Según el filósofo alemán Theodor Adorno la humanidad perdió el derecho a la poesía después del Holocausto nazi (“Escribir poesía después de Auschwitz es un acto de barbarie”). ¿Cómo podemos seguir adelante con el Horror de la realidad a cuestas? Muchos piensan –me incluyo– que precisamente la poesía y las artes en general constituyen una de las únicas y últimas barreras que nos separan del horror y la fatalidad totales. Que la creación configura un espacio de catarsis y combate nuestra propensión al olvido. De las grietas del dolor, la incomprensión o el malestar han emanado varias de las obras artísticas más importantes en la historia del mundo.
En Más allá del bien y del mal Nietzsche dice que “la fuerza del espíritu se expresaría por la cantidad de verdad que fuera capaz de soportar”. Bajo la escala nietzscheana y en sentido contrario con la sentencia de Adorno, la vida y obra del fotógrafo brasileño Sebastião Salgado constituyen un testimonio inapelable de un espíritu de una fuerza inconmensurable que ha puesto su mirada, física y metafóricamente, allí donde la cultura occidental hegemónica se ha negado a voltear: en los linderos del abandono, de la pobreza más absoluta.
Economista de profesión, Salgado pronto se percató de que tanto el desarrollo industrial como la prosperidad económica de las naciones están íntimamente ligados con la indignante pobreza que campa en amplias regiones del mundo. Ha dedicado su vida a recorrer los territorios más remotos e ignotos de la Tierra en su afán por retratar las realidades que se ocultan detrás del marco en el que discurre el espectáculo del mundo civilizado al que tan enajenadamente nos apegamos y que tiene en el consumo desenfrenado y los simulacros de relaciones colectivas dos de sus aspectos fundamentales.

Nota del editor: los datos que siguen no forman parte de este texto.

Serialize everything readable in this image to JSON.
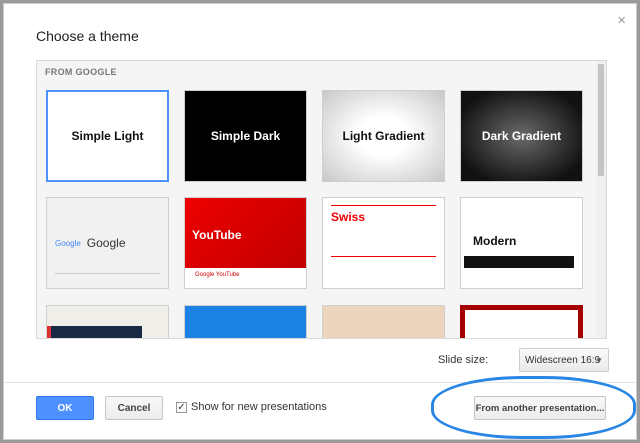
{
  "dialog": {
    "title": "Choose a theme",
    "close_glyph": "×"
  },
  "gallery": {
    "section_label": "FROM GOOGLE",
    "themes": [
      {
        "name": "Simple Light"
      },
      {
        "name": "Simple Dark"
      },
      {
        "name": "Light Gradient"
      },
      {
        "name": "Dark Gradient"
      },
      {
        "name": "Google",
        "logo": "Google"
      },
      {
        "name": "YouTube",
        "footer": "Google YouTube"
      },
      {
        "name": "Swiss"
      },
      {
        "name": "Modern"
      }
    ]
  },
  "slide_size": {
    "label": "Slide size:",
    "value": "Widescreen 16:9",
    "arrow": "▼"
  },
  "footer": {
    "ok_label": "OK",
    "cancel_label": "Cancel",
    "show_checkbox_checked": true,
    "check_glyph": "✓",
    "show_label": "Show for new presentations",
    "another_label": "From another presentation..."
  },
  "colors": {
    "accent": "#4d90fe",
    "highlight": "#2a86e4"
  }
}
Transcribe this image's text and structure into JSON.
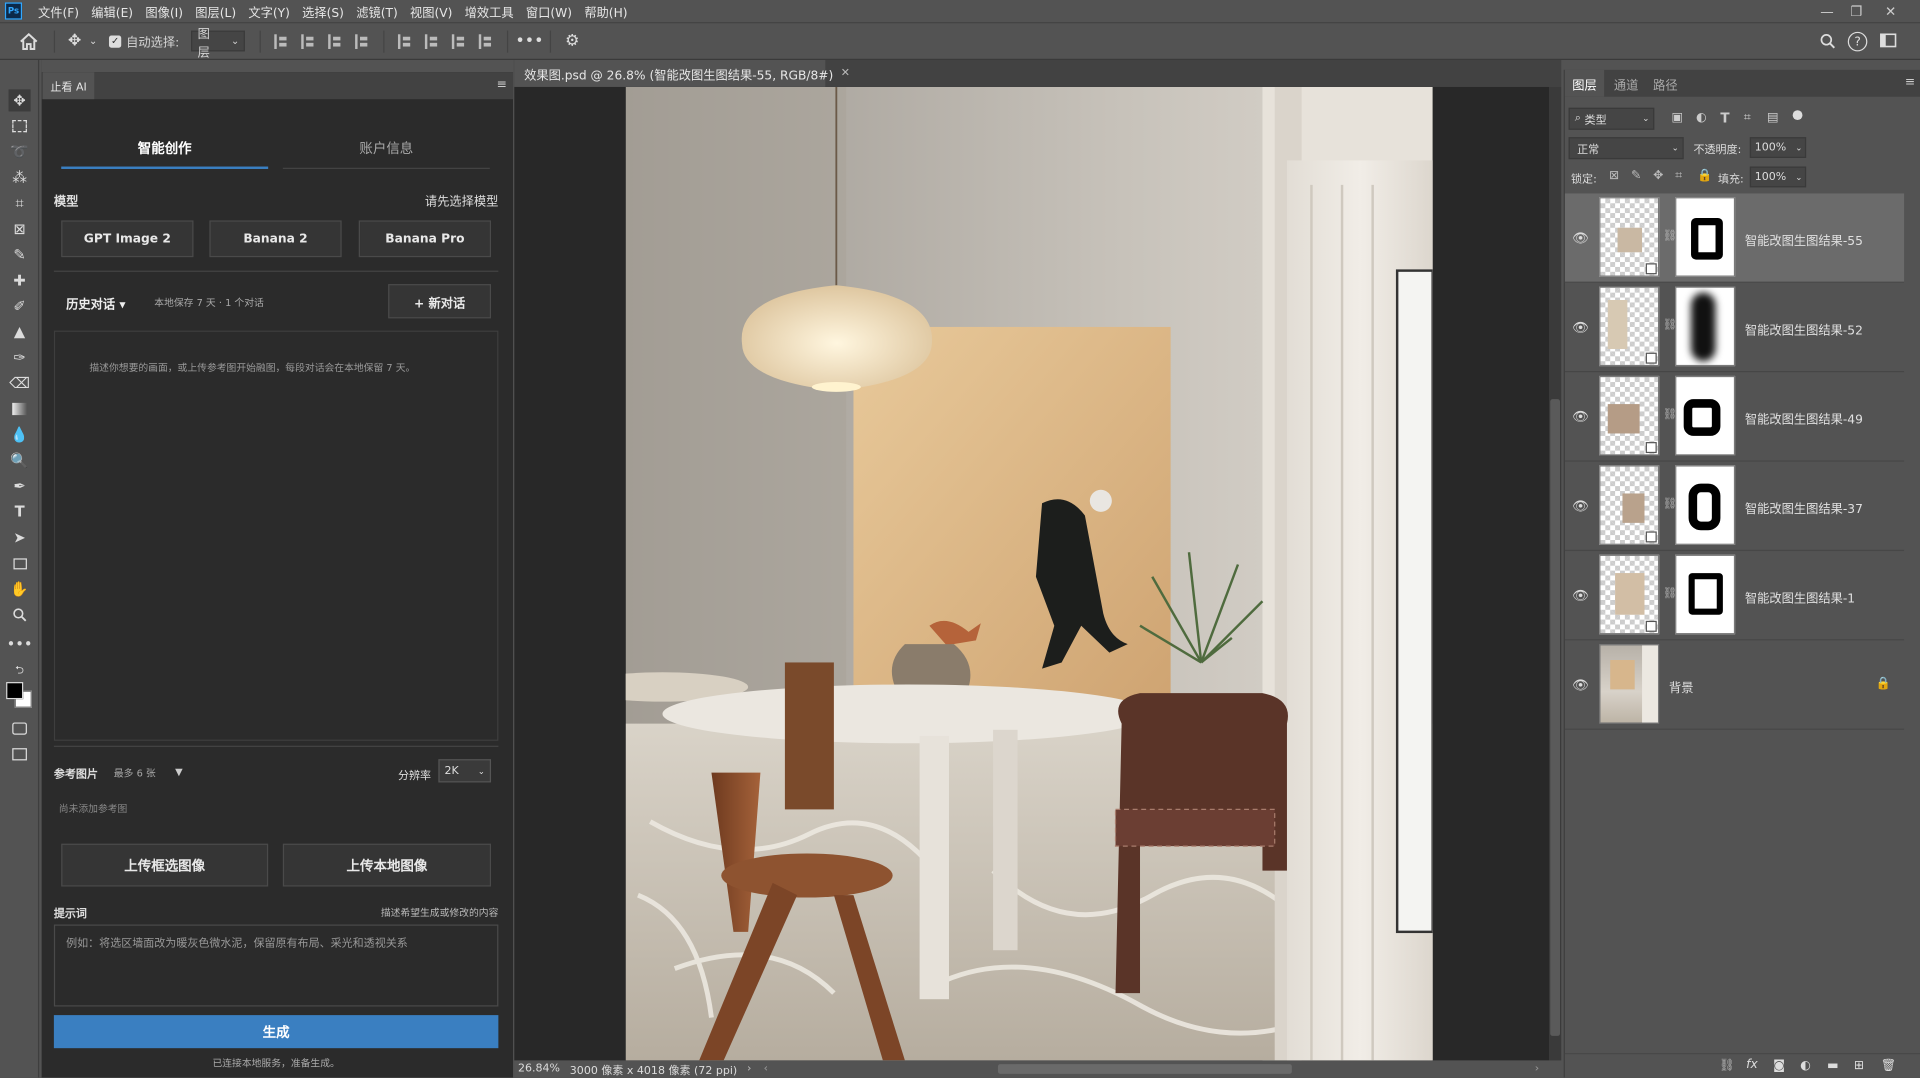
{
  "menubar": {
    "logo": "Ps",
    "items": [
      "文件(F)",
      "编辑(E)",
      "图像(I)",
      "图层(L)",
      "文字(Y)",
      "选择(S)",
      "滤镜(T)",
      "视图(V)",
      "增效工具",
      "窗口(W)",
      "帮助(H)"
    ]
  },
  "optionsbar": {
    "auto_select_label": "自动选择:",
    "auto_select_checked": true,
    "target_value": "图层",
    "more": "•••"
  },
  "plugin": {
    "tab_label": "止看 AI",
    "tabs": [
      "智能创作",
      "账户信息"
    ],
    "model_label": "模型",
    "model_hint": "请先选择模型",
    "models": [
      "GPT Image 2",
      "Banana 2",
      "Banana Pro"
    ],
    "history_label": "历史对话 ▾",
    "history_info": "本地保存 7 天 · 1 个对话",
    "new_chat_label": "+  新对话",
    "chat_placeholder": "描述你想要的画面，或上传参考图开始融图，每段对话会在本地保留 7 天。",
    "ref_label": "参考图片",
    "ref_limit": "最多 6 张",
    "ref_arrow": "▼",
    "resolution_label": "分辨率",
    "resolution_value": "2K",
    "ref_empty": "尚未添加参考图",
    "upload_selection_label": "上传框选图像",
    "upload_local_label": "上传本地图像",
    "prompt_label": "提示词",
    "prompt_hint": "描述希望生成或修改的内容",
    "prompt_placeholder": "例如：将选区墙面改为暖灰色微水泥，保留原有布局、采光和透视关系",
    "generate_label": "生成",
    "status_text": "已连接本地服务，准备生成。"
  },
  "document": {
    "tab_title": "效果图.psd @ 26.8% (智能改图生图结果-55, RGB/8#)",
    "zoom": "26.84%",
    "doc_info": "3000 像素 x 4018 像素 (72 ppi)"
  },
  "layers": {
    "tabs": [
      "图层",
      "通道",
      "路径"
    ],
    "filter_kind": "类型",
    "blend_mode": "正常",
    "opacity_label": "不透明度:",
    "opacity_value": "100%",
    "lock_label": "锁定:",
    "fill_label": "填充:",
    "fill_value": "100%",
    "items": [
      {
        "name": "智能改图生图结果-55",
        "selected": true
      },
      {
        "name": "智能改图生图结果-52",
        "selected": false
      },
      {
        "name": "智能改图生图结果-49",
        "selected": false
      },
      {
        "name": "智能改图生图结果-37",
        "selected": false
      },
      {
        "name": "智能改图生图结果-1",
        "selected": false
      },
      {
        "name": "背景",
        "selected": false
      }
    ]
  },
  "colors": {
    "accent_blue": "#3a7fc1",
    "panel_bg": "#535353",
    "plugin_bg": "#2b2b2b",
    "selected_layer": "#6b6b6b"
  }
}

El documental La sal de la tierra, dirigido por Wim Wenders y Juliano Ribeiro Salgado (hijo de Sebastião), sigue los pasos del fotógrafo nacido en Minas Gerais desde el descubrimiento de su vocación y el abandono de una prominente carrera como economista. Recorriendo los derroteros de sus grandes proyectos artísticos, vemos las fotografías con las que rindió homenaje a los millones de trabajadores sobre cuyas espaldas descansa, literalmente, buena parte del mundo desarrollado; presenciamos cautivados y aterrados los resultados del proyecto en el que pretendió documentar uno de los fenómenos más representativos de la era industrial: el éxodo de poblaciones enteras en su afán por rehuir de la guerra o el hambre. Por la pantalla aparece y desaparece Salgado, un verdadero héroe moderno, taciturno e incansable, testigo privilegiado de un mundo a la vez violento y fascinante, diverso y cruel, ancestral y demoledor, entrañable e hipócrita. Las fotografías de Salgado alcanzan el grado máximo al que aspira una obra de arte: expandir nuestra experiencia humana más allá de nuestro circunscrito y siempre insuficiente entorno.